Why exploitation persists
WinRAR lacks automatic updates. Users must manually download and install new versions. This creates a persistent population of vulnerable installations:
| Factor | Impact |
|---|
| No auto-update mechanism | Users must manually check and install |
| Application continues working | No functional indicator of vulnerability |
| Enterprise deployment lag | IT departments slow to push updates |
| User unawareness | Many don’t know updates exist |
| Seven months post-patch | Vast numbers remain exposed |
Patch adoption challenge
| Timeframe | Estimated vulnerable population |
|---|
| Patch day (July 30, 2025) | ~100% of installations |
| 3 months post-patch | Majority still vulnerable |
| 7 months post-patch (February 2026) | Significant vulnerable population remains |
Indicators of compromise
File-based indicators
| Indicator | Description |
|---|
RAR files with ../ sequences | Path traversal in archive |
| ADS content in extracted files | Hidden payload delivery |
| New files in Startup folder | Persistence mechanism |
| LNK, HTA, BAT files after extraction | Common payload types |
Behavioral indicators
| Indicator | Detection method |
|---|
| Archive extraction followed by Startup folder write | File system monitoring |
| Script execution from Startup folder after document open | Process monitoring |
| Outbound connections following archive extraction | Network monitoring |
| New scheduled tasks or registry persistence | Persistence monitoring |
Mitigation
| Priority | Action |
|---|
| Critical | Upgrade WinRAR to 7.13 or later from rarlab.com |
| Critical | Also addresses CVE-2025-6218 in same version |
| High | Audit systems for IOCs listed above |
| High | Review Startup folder contents across fleet |
Defense in depth
| Control | Purpose |
|---|
| Application allowlisting | Prevent execution from Startup folder |
| Startup folder monitoring | Detect new LNK, HTA, BAT, script files |
| ADS restrictions via Group Policy | Reduce ADS abuse potential |
| EDR/XDR | Detect path traversal and persistence patterns |
| Email attachment scanning | Block malicious RAR archives at gateway |
Enterprise deployment considerations
| Consideration | Recommendation |
|---|
| Manual update burden | Consider automated deployment tools |
| Version tracking | Inventory WinRAR versions across organization |
| Alternative archivers | Evaluate 7-Zip or native Windows extraction |
| Policy enforcement | Block execution of scripts from Startup folders |
Detection guidance
| Detection rule | Purpose |
|---|
| RAR extraction with ADS writes | Catch payload delivery |
| New executables in Startup folder | Detect persistence |
| LNK file creation after Office/archive open | Identify attack chain |
| Path traversal sequences in archives | Block before extraction |
Recommendations
For security teams
| Priority | Action |
|---|
| Critical | Push WinRAR 7.13+ to all managed systems |
| High | Monitor for Startup folder modifications |
| High | Block ADS usage where not business-required |
| Medium | Consider removing WinRAR in favor of built-in extraction |
| Ongoing | Track threat intelligence on CVE-2025-8088 campaigns |
For end users
| Priority | Action |
|---|
| Critical | Update WinRAR to latest version manually |
| High | Be suspicious of unexpected archive attachments |
| High | Avoid opening archives from unknown senders |
| Medium | Consider alternative archive tools with auto-update |
Context
CVE-2025-8088 demonstrates how a single vulnerability in widely-deployed software becomes a shared resource for diverse threat actors. Nation-states use it for espionage, cybercriminals use it for financial theft, and both benefit from the patching gap created by manual update requirements.

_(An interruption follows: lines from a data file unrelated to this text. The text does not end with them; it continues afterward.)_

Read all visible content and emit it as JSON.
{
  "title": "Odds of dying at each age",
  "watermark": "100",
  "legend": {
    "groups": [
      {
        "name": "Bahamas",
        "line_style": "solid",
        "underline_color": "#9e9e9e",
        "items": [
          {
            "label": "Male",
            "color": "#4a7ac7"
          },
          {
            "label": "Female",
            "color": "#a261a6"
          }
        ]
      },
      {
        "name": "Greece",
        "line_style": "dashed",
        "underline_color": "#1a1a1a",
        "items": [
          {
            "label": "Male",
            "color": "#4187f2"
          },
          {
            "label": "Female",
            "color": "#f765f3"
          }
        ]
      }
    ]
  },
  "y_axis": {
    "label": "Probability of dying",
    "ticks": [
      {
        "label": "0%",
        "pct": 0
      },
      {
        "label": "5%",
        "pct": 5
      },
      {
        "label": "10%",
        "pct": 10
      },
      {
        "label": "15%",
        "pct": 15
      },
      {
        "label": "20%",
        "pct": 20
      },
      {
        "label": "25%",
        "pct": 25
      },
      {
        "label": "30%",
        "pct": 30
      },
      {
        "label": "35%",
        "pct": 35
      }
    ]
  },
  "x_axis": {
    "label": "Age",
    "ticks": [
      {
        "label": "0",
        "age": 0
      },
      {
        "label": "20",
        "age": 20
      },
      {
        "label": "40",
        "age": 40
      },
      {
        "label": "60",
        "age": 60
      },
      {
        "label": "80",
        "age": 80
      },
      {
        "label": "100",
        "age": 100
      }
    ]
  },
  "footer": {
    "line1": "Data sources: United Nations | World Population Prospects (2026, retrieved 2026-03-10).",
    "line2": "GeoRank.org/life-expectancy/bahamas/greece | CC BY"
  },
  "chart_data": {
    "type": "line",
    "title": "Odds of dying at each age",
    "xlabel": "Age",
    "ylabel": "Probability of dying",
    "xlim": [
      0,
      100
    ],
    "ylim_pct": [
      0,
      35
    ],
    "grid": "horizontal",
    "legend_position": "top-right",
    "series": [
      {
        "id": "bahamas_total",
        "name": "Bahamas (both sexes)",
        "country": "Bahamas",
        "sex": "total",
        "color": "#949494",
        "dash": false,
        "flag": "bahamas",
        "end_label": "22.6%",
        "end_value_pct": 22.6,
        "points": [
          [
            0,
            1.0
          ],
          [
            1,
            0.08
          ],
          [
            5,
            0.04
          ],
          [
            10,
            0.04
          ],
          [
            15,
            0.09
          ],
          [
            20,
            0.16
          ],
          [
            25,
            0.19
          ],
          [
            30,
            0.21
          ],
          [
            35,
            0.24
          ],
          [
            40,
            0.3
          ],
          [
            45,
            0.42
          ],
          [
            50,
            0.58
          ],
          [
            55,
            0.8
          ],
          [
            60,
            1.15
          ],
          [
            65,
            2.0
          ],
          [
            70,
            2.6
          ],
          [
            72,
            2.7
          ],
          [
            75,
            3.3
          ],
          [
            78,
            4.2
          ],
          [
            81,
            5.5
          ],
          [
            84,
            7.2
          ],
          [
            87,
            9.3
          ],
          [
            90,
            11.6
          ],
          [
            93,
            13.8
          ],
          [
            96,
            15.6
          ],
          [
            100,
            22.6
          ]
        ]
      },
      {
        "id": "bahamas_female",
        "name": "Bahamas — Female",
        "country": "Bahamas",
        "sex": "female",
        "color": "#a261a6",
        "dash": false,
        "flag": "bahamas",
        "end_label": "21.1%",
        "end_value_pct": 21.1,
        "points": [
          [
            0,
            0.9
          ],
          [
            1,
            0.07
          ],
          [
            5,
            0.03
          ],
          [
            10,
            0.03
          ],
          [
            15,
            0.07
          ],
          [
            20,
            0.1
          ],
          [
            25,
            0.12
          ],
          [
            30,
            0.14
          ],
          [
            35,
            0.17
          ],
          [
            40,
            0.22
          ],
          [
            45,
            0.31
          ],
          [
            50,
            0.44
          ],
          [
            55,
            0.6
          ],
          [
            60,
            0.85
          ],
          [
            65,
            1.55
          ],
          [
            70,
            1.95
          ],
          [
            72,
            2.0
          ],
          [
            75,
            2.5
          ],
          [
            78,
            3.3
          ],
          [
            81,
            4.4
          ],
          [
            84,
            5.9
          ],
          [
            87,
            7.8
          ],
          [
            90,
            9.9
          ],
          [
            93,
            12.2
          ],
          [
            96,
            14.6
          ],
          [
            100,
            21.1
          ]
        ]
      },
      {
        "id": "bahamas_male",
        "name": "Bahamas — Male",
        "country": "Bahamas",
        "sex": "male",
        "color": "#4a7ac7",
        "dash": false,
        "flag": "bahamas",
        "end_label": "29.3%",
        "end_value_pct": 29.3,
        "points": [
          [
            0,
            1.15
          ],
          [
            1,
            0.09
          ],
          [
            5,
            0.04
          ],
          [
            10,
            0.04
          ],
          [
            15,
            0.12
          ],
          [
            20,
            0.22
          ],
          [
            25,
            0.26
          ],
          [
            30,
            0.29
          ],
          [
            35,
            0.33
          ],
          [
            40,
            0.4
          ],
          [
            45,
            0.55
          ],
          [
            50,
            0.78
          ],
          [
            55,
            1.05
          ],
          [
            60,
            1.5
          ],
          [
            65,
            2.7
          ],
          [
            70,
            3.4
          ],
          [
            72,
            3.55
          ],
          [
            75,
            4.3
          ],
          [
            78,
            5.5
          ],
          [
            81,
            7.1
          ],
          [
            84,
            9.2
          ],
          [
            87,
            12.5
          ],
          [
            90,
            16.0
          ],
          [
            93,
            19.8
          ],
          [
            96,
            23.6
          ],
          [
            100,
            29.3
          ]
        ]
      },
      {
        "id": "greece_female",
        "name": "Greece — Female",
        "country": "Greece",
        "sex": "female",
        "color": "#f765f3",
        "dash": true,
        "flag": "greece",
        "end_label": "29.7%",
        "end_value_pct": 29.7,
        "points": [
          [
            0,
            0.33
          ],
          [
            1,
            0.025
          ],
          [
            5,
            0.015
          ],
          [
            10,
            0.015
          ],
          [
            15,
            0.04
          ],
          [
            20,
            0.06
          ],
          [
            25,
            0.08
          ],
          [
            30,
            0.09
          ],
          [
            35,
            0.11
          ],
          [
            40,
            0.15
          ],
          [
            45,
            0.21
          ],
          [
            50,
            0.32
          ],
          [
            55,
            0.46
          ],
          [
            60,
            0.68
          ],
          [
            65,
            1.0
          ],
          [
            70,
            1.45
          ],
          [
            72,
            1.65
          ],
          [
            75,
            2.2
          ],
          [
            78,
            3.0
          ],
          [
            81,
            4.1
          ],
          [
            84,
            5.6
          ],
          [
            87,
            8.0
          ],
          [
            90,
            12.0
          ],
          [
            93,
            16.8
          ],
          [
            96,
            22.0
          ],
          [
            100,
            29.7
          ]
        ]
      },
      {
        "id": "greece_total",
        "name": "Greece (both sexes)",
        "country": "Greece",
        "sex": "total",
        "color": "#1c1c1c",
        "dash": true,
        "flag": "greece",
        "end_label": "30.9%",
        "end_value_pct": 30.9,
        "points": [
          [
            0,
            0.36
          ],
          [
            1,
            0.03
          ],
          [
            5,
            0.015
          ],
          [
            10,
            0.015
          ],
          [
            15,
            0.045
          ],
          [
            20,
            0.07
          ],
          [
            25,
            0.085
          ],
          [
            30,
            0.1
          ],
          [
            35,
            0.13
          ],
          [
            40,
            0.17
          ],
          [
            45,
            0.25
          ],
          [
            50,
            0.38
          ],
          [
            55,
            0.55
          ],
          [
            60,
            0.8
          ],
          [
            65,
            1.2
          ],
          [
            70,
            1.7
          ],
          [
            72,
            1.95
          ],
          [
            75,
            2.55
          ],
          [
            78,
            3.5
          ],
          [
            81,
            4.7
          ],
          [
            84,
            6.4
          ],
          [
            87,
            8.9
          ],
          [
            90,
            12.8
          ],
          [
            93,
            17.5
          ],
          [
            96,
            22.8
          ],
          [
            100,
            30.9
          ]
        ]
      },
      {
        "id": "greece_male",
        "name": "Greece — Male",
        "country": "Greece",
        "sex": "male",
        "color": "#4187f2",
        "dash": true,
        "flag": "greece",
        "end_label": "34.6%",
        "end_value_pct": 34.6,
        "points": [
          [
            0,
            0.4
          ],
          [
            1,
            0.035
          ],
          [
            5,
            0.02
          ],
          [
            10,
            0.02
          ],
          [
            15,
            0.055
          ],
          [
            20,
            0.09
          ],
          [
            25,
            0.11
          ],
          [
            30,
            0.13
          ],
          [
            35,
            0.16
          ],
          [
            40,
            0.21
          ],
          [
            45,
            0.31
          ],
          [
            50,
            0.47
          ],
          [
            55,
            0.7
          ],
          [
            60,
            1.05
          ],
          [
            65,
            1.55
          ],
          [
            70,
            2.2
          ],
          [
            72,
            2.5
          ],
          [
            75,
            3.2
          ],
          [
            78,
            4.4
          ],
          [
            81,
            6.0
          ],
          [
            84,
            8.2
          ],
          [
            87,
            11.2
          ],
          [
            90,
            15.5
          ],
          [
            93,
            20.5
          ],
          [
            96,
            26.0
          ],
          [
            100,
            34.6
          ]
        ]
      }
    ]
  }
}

The vulnerability chain—ADS abuse, path traversal, Startup folder persistence—is elegant in its simplicity and devastating in its effectiveness. Seven months after the patch, exploitation continues unabated.
Organizations should treat WinRAR updates with the same urgency as operating system patches—and consider whether WinRAR’s update model is acceptable for enterprise deployment. The lack of automatic updates in 2026 is a significant security liability.